Question

if the 9th and the 21st term of an ap are 75 and 183 respectively then find the 15th term

Answer 1

Answer:

Step-by-step explanation:

= 75=a+(9-1)d

=75=a+8d.....(1)

183=a+(21-1)d

183=a+20d.......(2)

subtract eq 2 and 1

108=18d

d=6

75=a+48

a=27

now 15th term=27+14*6

101 ans.

Answer 2

Given:

The ninth term is 75.

The twenty-first term is 183.

To find:

The fifteenth term.

Solution:

The formula of A.P is,

an = a + ( n-1) d

a= initial term

d = common difference

an= nth term

A₉ = A + (9-1) D                         (n=9)

75 = A + 8D

A + 8D = 75                               (equation 1)

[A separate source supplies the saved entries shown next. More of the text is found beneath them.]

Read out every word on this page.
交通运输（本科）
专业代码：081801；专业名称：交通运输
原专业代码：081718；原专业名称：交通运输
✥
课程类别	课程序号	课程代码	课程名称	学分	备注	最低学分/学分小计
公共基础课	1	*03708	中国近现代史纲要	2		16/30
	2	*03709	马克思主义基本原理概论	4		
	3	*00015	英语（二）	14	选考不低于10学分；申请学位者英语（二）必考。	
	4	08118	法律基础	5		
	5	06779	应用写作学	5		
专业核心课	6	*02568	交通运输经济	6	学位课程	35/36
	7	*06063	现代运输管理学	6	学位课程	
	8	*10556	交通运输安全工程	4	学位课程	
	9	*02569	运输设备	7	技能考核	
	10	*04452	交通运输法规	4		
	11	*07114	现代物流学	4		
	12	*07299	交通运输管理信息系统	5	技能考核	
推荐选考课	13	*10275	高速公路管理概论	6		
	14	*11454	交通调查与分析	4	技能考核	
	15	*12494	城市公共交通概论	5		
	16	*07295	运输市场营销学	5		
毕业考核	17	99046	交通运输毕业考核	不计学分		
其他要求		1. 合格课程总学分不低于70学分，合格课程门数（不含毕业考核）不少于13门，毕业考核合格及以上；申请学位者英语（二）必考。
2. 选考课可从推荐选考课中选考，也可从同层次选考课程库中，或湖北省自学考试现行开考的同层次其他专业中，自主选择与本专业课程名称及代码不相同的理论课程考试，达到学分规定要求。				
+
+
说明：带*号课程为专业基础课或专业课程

A₂₁ = A + (21-1) D                      (n=21)

183 = A + 20 D

A + 20 D = 183                          (equation 2)

Subtracting the equations,

12 D = 108

D= 9

For value of A,  

A + (8× 9) = 75

A + 72 = 75

A = 75-72

A = 3

The fifteenth term is,  

A₁₅ = A + ( 15 – 1 ) D (n=15)

= 3 + (14 × 9)

= 3 + 126

= 129

The fifteenth term of the progression is 129.